The problem is that the consumer will think that different things are being described (or more precisely: the consumer would not know if things are the same or not).
There is a way to prevent this: give each thing a URI , and in case everything is the same, the same URI.
This can be done using @id in JSON-LD and itemid in Microdata.
So a simple case could be:
<script type="application/ld+json"> { "@context": "http://schema.org", "@type": "Product", "@id": "#this", "name": "Foo" } </script> <article itemscope itemtype="http://schema.org/Product" itemid="#this"> <h1 itemprop="name">Foo</h1> </article>
In the event that a property of type name has different meanings, the obvious way a consumer could handle this is to give verbose words. For a function where the consumer requires exactly one name (for example, in a rich result), it is not determined which of the name values ββwill be used.

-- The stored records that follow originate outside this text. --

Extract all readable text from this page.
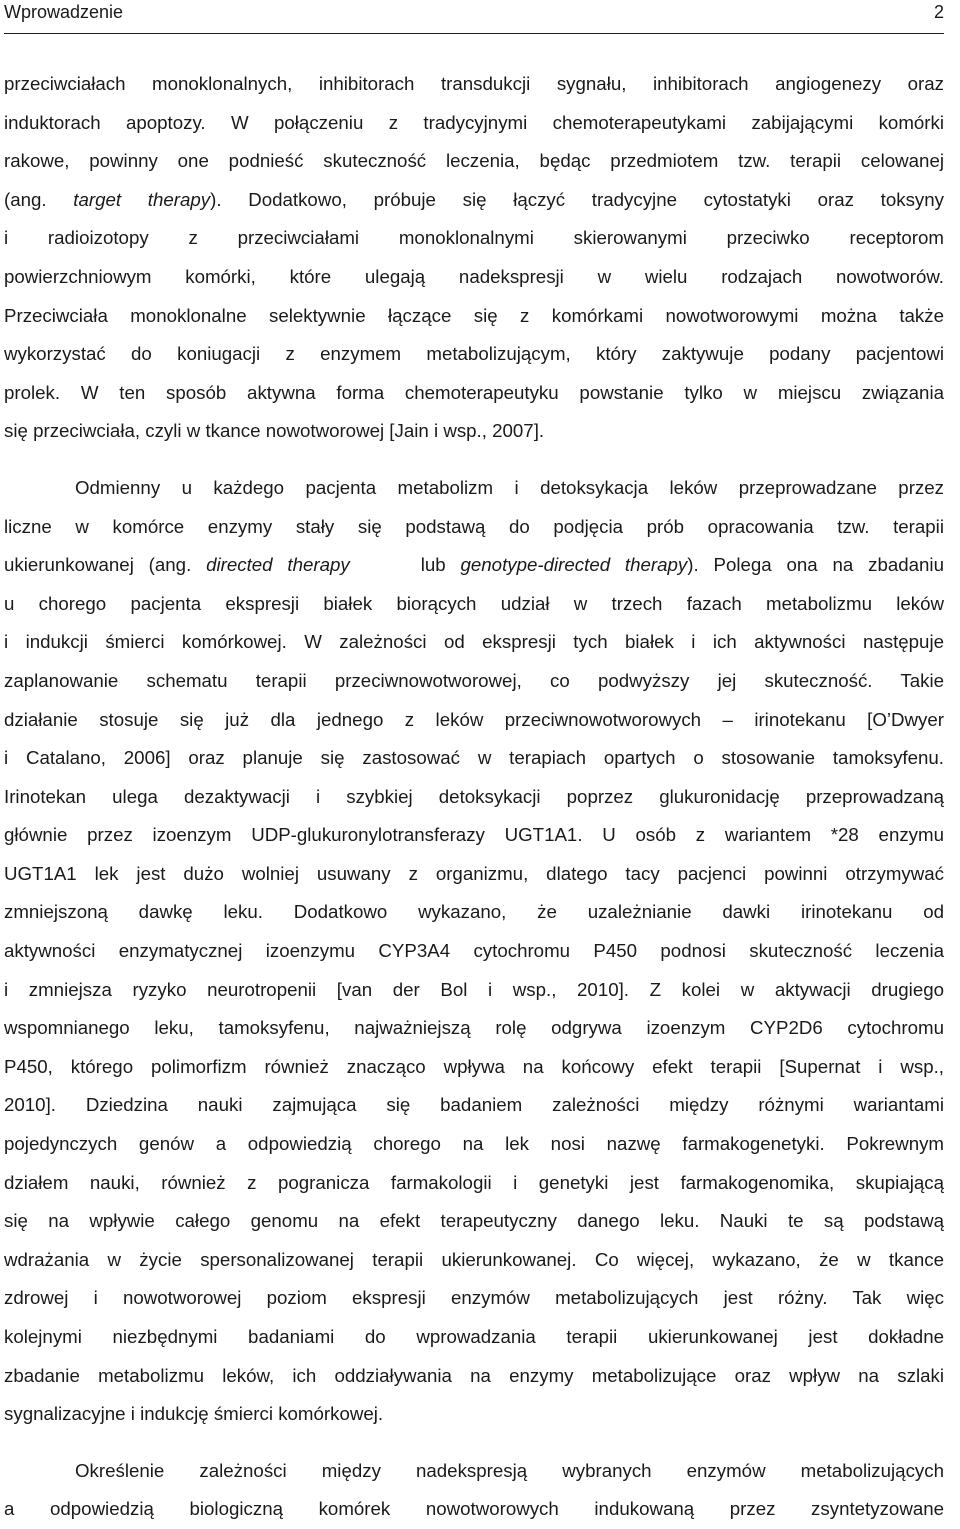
Wprowadzenie	2
przeciwciałach monoklonalnych, inhibitorach transdukcji sygnału, inhibitorach angiogenezy oraz
induktorach apoptozy. W połączeniu z tradycyjnymi chemoterapeutykami zabijającymi komórki
rakowe, powinny one podnieść skuteczność leczenia, będąc przedmiotem tzw. terapii celowanej
(ang. target therapy). Dodatkowo, próbuje się łączyć tradycyjne cytostatyki oraz toksyny
i radioizotopy z przeciwciałami monoklonalnymi skierowanymi przeciwko receptorom
powierzchniowym komórki, które ulegają nadekspresji w wielu rodzajach nowotworów.
Przeciwciała monoklonalne selektywnie łączące się z komórkami nowotworowymi można także
wykorzystać do koniugacji z enzymem metabolizującym, który zaktywuje podany pacjentowi
prolek. W ten sposób aktywna forma chemoterapeutyku powstanie tylko w miejscu związania
się przeciwciała, czyli w tkance nowotworowej [Jain i wsp., 2007].
Odmienny u każdego pacjenta metabolizm i detoksykacja leków przeprowadzane przez
liczne w komórce enzymy stały się podstawą do podjęcia prób opracowania tzw. terapii
ukierunkowanej (ang. directed therapy	lub genotype-directed therapy). Polega ona na zbadaniu
u chorego pacjenta ekspresji białek biorących udział w trzech fazach metabolizmu leków
i indukcji śmierci komórkowej. W zależności od ekspresji tych białek i ich aktywności następuje
zaplanowanie schematu terapii przeciwnowotworowej, co podwyższy jej skuteczność. Takie
działanie stosuje się już dla jednego z leków przeciwnowotworowych – irinotekanu [O’Dwyer
i Catalano, 2006] oraz planuje się zastosować w terapiach opartych o stosowanie tamoksyfenu.
Irinotekan ulega dezaktywacji i szybkiej detoksykacji poprzez glukuronidację przeprowadzaną
głównie przez izoenzym UDP-glukuronylotransferazy UGT1A1. U osób z wariantem *28 enzymu
UGT1A1 lek jest dużo wolniej usuwany z organizmu, dlatego tacy pacjenci powinni otrzymywać
zmniejszoną dawkę leku. Dodatkowo wykazano, że uzależnianie dawki irinotekanu od
aktywności enzymatycznej izoenzymu CYP3A4 cytochromu P450 podnosi skuteczność leczenia
i zmniejsza ryzyko neurotropenii [van der Bol i wsp., 2010]. Z kolei w aktywacji drugiego
wspomnianego leku, tamoksyfenu, najważniejszą rolę odgrywa izoenzym CYP2D6 cytochromu
P450, którego polimorfizm również znacząco wpływa na końcowy efekt terapii [Supernat i wsp.,
2010]. Dziedzina nauki zajmująca się badaniem zależności między różnymi wariantami
pojedynczych genów a odpowiedzią chorego na lek nosi nazwę farmakogenetyki. Pokrewnym
działem nauki, również z pogranicza farmakologii i genetyki jest farmakogenomika, skupiającą
się na wpływie całego genomu na efekt terapeutyczny danego leku. Nauki te są podstawą
wdrażania w życie spersonalizowanej terapii ukierunkowanej. Co więcej, wykazano, że w tkance
zdrowej i nowotworowej poziom ekspresji enzymów metabolizujących jest różny. Tak więc
kolejnymi niezbędnymi badaniami do wprowadzania terapii ukierunkowanej jest dokładne
zbadanie metabolizmu leków, ich oddziaływania na enzymy metabolizujące oraz wpływ na szlaki
sygnalizacyjne i indukcję śmierci komórkowej.
Określenie zależności między nadekspresją wybranych enzymów metabolizujących
a odpowiedzią biologiczną komórek nowotworowych indukowaną przez zsyntetyzowane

If the consumer is a search engine, he is likely to use existing patented algorithms to handle such cases.
ΒΉ Of course, it is unclear how and how all the various consumers support it. But this is the right way to do it, and this is the only explicit way to do it. Implicit methods include the hope that the consumer understands that identical values ββfor typical (but not necessary) unique properties (e.g. url , email , productID , etc.) mean that everything is the same. But such an implicit method can, of course, be used together with an explicit one.